The film is about a crazed leader of a Union cavalry unit stationed near the Mexican border during the Civil War. A huge group of cavalry is wiped out in an Apache raid and those responsible took three kidnapped kids and skedaddled across the Rio Grande into Mexico. Major Dundee decides he must follow and destroy them even though he simply doesn't have enough men to do this AND guard the Confederate prisoners in the compound he's commanding. So, he enlists volunteers as well as Confederate soldiers willing to join his expeditionary force. The rag-tag unit idea is hard to believe (after all, the Confederates helping seemed silly), but the first 2/3 of the film worked pretty well and I was impressed.

However, towards the end of the film, the whole production seems to unravel a bit. Heston's character went from a driven but reasonable man to a whiny drunk with the least provocation--and this made no sense at all. It was as if there were some plot elements missing (which there might have been). Also, the repartee between Heston and Richard Harris seemed overly macho and tough to believe throughout the film, but here and at the very end it only got worse. In fact, the ending was pretty exciting (in two rather savage battles), but then the movie just stopped.....no epilogue, no real conclusion...and the words "the end" appeared as if from nowhere.

If this was Peckinpah's vision, then he needed glasses. If it wasn't, then I could understand all the dangling plot elements and silly characterizations. Overall, it is still an interesting film but you shouldn't expect greatness.

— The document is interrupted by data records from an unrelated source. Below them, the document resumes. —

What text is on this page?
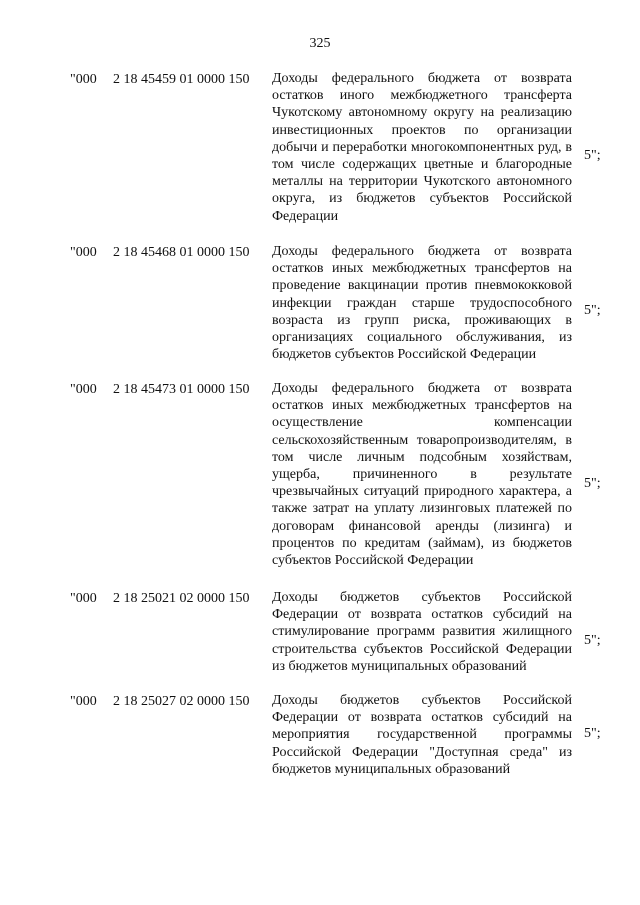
325
"000 2 18 45459 01 0000 150 Доходы федерального бюджета от возврата остатков иного межбюджетного трансферта Чукотскому автономному округу на реализацию инвестиционных проектов по организации добычи и переработки многокомпонентных руд, в том числе содержащих цветные и благородные металлы на территории Чукотского автономного округа, из бюджетов субъектов Российской Федерации
5";
"000 2 18 45468 01 0000 150 Доходы федерального бюджета от возврата остатков иных межбюджетных трансфертов на проведение вакцинации против пневмококковой инфекции граждан старше трудоспособного возраста из групп риска, проживающих в организациях социального обслуживания, из бюджетов субъектов Российской Федерации
5";
"000 2 18 45473 01 0000 150 Доходы федерального бюджета от возврата остатков иных межбюджетных трансфертов на осуществление компенсации сельскохозяйственным товаропроизводителям, в том числе личным подсобным хозяйствам, ущерба, причиненного в результате чрезвычайных ситуаций природного характера, а также затрат на уплату лизинговых платежей по договорам финансовой аренды (лизинга) и процентов по кредитам (займам), из бюджетов субъектов Российской Федерации
5";
"000 2 18 25021 02 0000 150 Доходы бюджетов субъектов Российской Федерации от возврата остатков субсидий на стимулирование программ развития жилищного строительства субъектов Российской Федерации из бюджетов муниципальных образований
5";
"000 2 18 25027 02 0000 150 Доходы бюджетов субъектов Российской Федерации от возврата остатков субсидий на мероприятия государственной программы Российской Федерации "Доступная среда" из бюджетов муниципальных образований
5";
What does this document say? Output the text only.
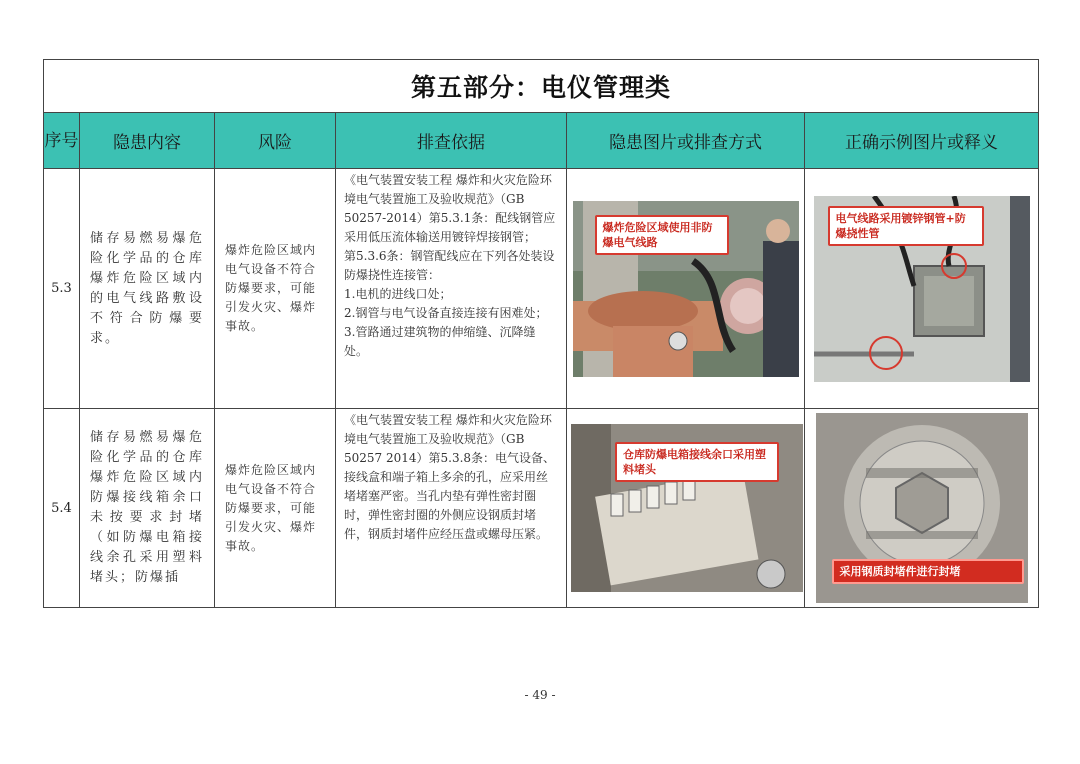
第五部分：电仪管理类					
序号	隐患内容	风险	排查依据	隐患图片或排查方式	正确示例图片或释义
5.3	储存易燃易爆危险化学品的仓库爆炸危险区域内的电气线路敷设不符合防爆要求。	爆炸危险区域内电气设备不符合防爆要求，可能引发火灾、爆炸事故。	《电气装置安装工程 爆炸和火灾危险环境电气装置施工及验收规范》（GB 50257-2014）第5.3.1条：配线钢管应采用低压流体输送用镀锌焊接钢管；
第5.3.6条：钢管配线应在下列各处装设防爆挠性连接管：
1.电机的进线口处；
2.钢管与电气设备直接连接有困难处；
3.管路通过建筑物的伸缩缝、沉降缝处。	爆炸危险区域使用非防爆电气线路	电气线路采用镀锌钢管+防爆挠性管

5.4	储存易燃易爆危险化学品的仓库爆炸危险区域内防爆接线箱余口未按要求封堵（如防爆电箱接线余孔采用塑料堵头；防爆插	爆炸危险区域内电气设备不符合防爆要求，可能引发火灾、爆炸事故。	《电气装置安装工程 爆炸和火灾危险环境电气装置施工及验收规范》（GB 50257 2014）第5.3.8条：电气设备、接线盒和端子箱上多余的孔，应采用丝堵堵塞严密。当孔内垫有弹性密封圈时，弹性密封圈的外侧应设钢质封堵件，钢质封堵件应经压盘或螺母压紧。	仓库防爆电箱接线余口采用塑料堵头	采用钢质封堵件进行封堵
- 49 -
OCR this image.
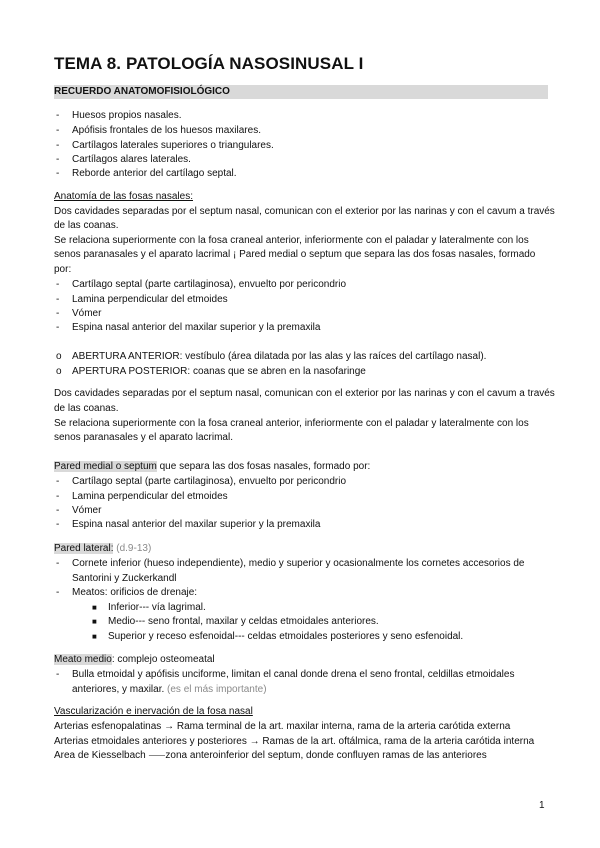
TEMA 8. PATOLOGÍA NASOSINUSAL I
RECUERDO ANATOMOFISIOLÓGICO
- Huesos propios nasales.
- Apófisis frontales de los huesos maxilares.
- Cartílagos laterales superiores o triangulares.
- Cartílagos alares laterales.
- Reborde anterior del cartílago septal.
Anatomía de las fosas nasales:
Dos cavidades separadas por el septum nasal, comunican con el exterior por las narinas y con el cavum a través
de las coanas.
Se relaciona superiormente con la fosa craneal anterior, inferiormente con el paladar y lateralmente con los
senos paranasales y el aparato lacrimal ¡ Pared medial o septum que separa las dos fosas nasales, formado
por:
- Cartílago septal (parte cartilaginosa), envuelto por pericondrio
- Lamina perpendicular del etmoides
- Vómer
- Espina nasal anterior del maxilar superior y la premaxila
o ABERTURA ANTERIOR: vestíbulo (área dilatada por las alas y las raíces del cartílago nasal).
o APERTURA POSTERIOR: coanas que se abren en la nasofaringe
Dos cavidades separadas por el septum nasal, comunican con el exterior por las narinas y con el cavum a través
de las coanas.
Se relaciona superiormente con la fosa craneal anterior, inferiormente con el paladar y lateralmente con los
senos paranasales y el aparato lacrimal.
Pared medial o septum que separa las dos fosas nasales, formado por:
- Cartílago septal (parte cartilaginosa), envuelto por pericondrio
- Lamina perpendicular del etmoides
- Vómer
- Espina nasal anterior del maxilar superior y la premaxila
Pared lateral: (d.9-13)
- Cornete inferior (hueso independiente), medio y superior y ocasionalmente los cornetes accesorios de
Santorini y Zuckerkandl
- Meatos: orificios de drenaje:
■ Inferior--- vía lagrimal.
■ Medio--- seno frontal, maxilar y celdas etmoidales anteriores.
■ Superior y receso esfenoidal--- celdas etmoidales posteriores y seno esfenoidal.
Meato medio: complejo osteomeatal
- Bulla etmoidal y apófisis unciforme, limitan el canal donde drena el seno frontal, celdillas etmoidales
anteriores, y maxilar. (es el más importante)
Vascularización e inervación de la fosa nasal
Arterias esfenopalatinas → Rama terminal de la art. maxilar interna, rama de la arteria carótida externa
Arterias etmoidales anteriores y posteriores → Ramas de la art. oftálmica, rama de la arteria carótida interna
Area de Kiesselbach ⸺zona anteroinferior del septum, donde confluyen ramas de las anteriores
1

I have never understood how in spite of films like MAJOR DUNDEE and BRING ME THE HEAD OF ALFREDO GARCIA that Sam Peckinpah still has this aura about him as a director--often appearing on "Best Director" lists. He made some exceptional films, some very mediocre films and a few stinkers--but his overall body of work in films is very small--thanks mostly to his drug and alcohol dependence. This guy was NOT another Kurosawa, John Ford or Bergman--just a guy with a lot of potential that seldom reached it and in the end threw it all away.

FYI--If you watch this movie then Peckinpah's THE WILD BUNCH, you'll see many plot similarities. Although both films were set about fifty years apart, the civil wars in Mexico were both backdrops for the films (first with the forces of Benito Juárez against the imperialist forces of Maximillian and later during chaos following the rise of Zapata and Villa following the iron-fisted reign of Díaz).